Storytelling has been a tool used since the dawn of mankind, from the paintings of cavemen to the present day.

Utilising storytelling in marketing

Storytelling has been a tool used since the dawn of mankind, from the paintings of cavemen to the present day. It has been one of the most helpful ways to engage and communicate between humans, and good storytelling has the ability to teach and inform, as well as entertain. As a result, humans are compelled to resonate with a story, and even be persuaded by how a story portrays its protagonists – whether people or products. 

Storytelling in Marketing

It is no secret the main goal of marketing is most commonly to sell a product or a service – or at least the idea of a brand as a positive entity that a customer would want to interact with.

Storytelling can be a key solution to doing just that; attaching a narrative to a product or service can inspire an audience to engage with the brand, and narratives have the ability to build emotional connections, feelings of trust and overall attachment to the brand. 

The better the story in conjunction with the brand, the greater likelihood of a successful conversion.

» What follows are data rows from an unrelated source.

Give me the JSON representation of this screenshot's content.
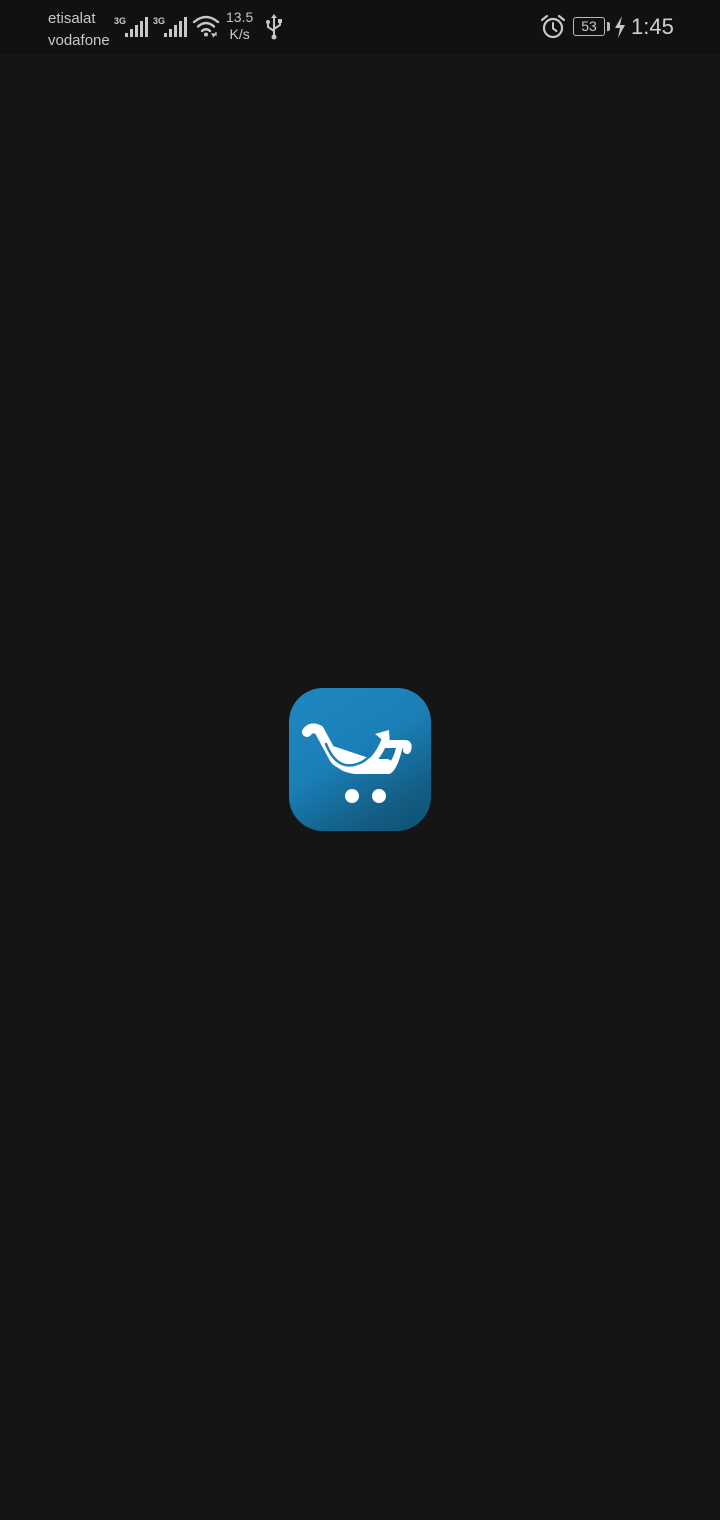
{
  "status_bar": {
    "carrier_1": "etisalat",
    "carrier_2": "vodafone",
    "network_1": "3G",
    "network_2": "3G",
    "speed_value": "13.5",
    "speed_unit": "K/s",
    "battery_level": "53",
    "time": "1:45",
    "icons": [
      "signal-icon",
      "wifi-icon",
      "usb-icon",
      "alarm-icon",
      "battery-icon",
      "charging-icon"
    ]
  },
  "splash": {
    "logo_icon": "shopping-cart-arrow-icon",
    "logo_gradient": [
      "#1f88c0",
      "#0f4f72"
    ],
    "background": "#151515"
  }
}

Additionally, stories act as a voice for the brand. Through this, consumers have a better understanding of the company’s values and the stance it upholds. 

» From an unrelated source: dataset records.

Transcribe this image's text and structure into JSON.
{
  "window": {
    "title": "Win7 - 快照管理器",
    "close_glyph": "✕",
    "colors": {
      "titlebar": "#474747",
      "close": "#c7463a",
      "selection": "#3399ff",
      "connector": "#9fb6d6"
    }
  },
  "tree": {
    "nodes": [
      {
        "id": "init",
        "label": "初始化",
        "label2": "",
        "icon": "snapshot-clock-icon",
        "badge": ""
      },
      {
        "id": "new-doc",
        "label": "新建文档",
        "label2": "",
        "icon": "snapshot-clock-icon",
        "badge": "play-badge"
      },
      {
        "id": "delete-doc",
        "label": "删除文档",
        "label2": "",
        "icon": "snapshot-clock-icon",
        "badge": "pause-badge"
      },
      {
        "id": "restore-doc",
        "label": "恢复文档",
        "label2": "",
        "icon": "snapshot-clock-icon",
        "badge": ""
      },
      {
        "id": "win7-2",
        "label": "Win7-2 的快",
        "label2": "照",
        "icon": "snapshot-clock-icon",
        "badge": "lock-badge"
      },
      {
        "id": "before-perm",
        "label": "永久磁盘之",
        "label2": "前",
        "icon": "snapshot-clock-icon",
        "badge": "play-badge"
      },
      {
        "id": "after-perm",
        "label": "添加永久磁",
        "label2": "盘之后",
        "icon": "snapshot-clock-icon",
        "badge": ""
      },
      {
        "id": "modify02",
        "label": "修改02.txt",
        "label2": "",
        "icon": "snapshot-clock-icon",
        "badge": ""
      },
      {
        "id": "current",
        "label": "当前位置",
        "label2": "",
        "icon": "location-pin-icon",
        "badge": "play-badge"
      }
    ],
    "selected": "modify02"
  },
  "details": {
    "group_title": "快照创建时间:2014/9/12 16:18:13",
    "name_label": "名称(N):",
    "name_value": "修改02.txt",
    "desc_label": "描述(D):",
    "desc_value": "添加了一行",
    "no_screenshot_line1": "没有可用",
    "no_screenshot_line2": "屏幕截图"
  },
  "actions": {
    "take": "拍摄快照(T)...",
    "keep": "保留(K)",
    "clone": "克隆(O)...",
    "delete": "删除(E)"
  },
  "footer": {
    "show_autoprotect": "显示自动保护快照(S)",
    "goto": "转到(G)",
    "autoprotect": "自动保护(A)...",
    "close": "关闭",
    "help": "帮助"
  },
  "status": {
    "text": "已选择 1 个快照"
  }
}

Christmas ads are a famous example of the latter, usually focusing on emotion-led storytelling to demonstrate a brand’s commitment to specific principles or ideals rather than individual products or details like prices.

Marketers employing storytelling for their advertising must be careful to heavily research their target audiences, as well as perceptions of the brand or product(s) being advertised in relation to the prospective story being told. Users are much more likely to be engaged with topical issues, but brand interaction with that issue can often feel forced – Pepsi’s ad with Kendall Jenner being a famous example. 

Data and Storytelling

Data can often be cold and complex, figures which have no meaning on their own without wider contextualisation. Storytelling can be an excellent way for analysts to bring data to life, enabling a rounder view of what your analytics data actually means for your business. 

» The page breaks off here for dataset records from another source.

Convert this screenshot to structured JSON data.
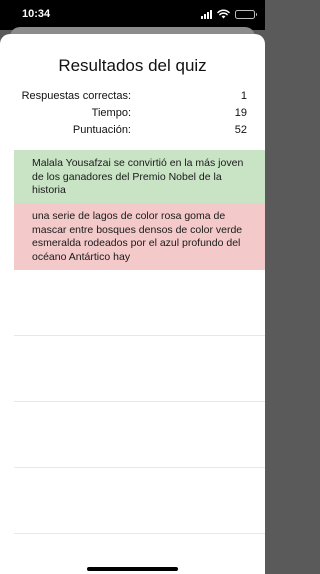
{
  "status_bar": {
    "time": "10:34"
  },
  "quiz": {
    "title": "Resultados del quiz",
    "stats": [
      {
        "label": "Respuestas correctas:",
        "value": "1"
      },
      {
        "label": "Tiempo:",
        "value": "19"
      },
      {
        "label": "Puntuación:",
        "value": "52"
      }
    ],
    "answers": [
      {
        "text": "Malala Yousafzai se convirtió en la más joven de los ganadores del Premio Nobel de la historia",
        "result": "correct",
        "color": "#c9e3c5"
      },
      {
        "text": "una serie de lagos de color rosa goma de mascar entre bosques densos de color verde esmeralda rodeados por el azul profundo del océano Antártico hay",
        "result": "incorrect",
        "color": "#f3c9ca"
      }
    ]
  }
}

Companies can achieve greater success if they communicate their insights in a way which is both more understandable, and more engaging. By utilising data storytelling, marketers can take advantage of a creative approach towards communicating key information. Data, visuals and a narrative can be made to engage and enlighten an audience, adding key contextualisation and aiding understanding in comparison to traditional reporting methods. Storytelling can also be used to more efficiently hone in on headline statistics that would otherwise be lost amidst less important KPIs. 

To conclude

Storytelling is the fabric which is woven into many aspects of human activity, it is the cornerstone of communication. Marketers should embrace this natural tool and use it to their absolute advantage – although as a tool for advertising it is not without risk if businesses do not first thoroughly research their target audiences, and how the brand would interact with the story or cause being championed.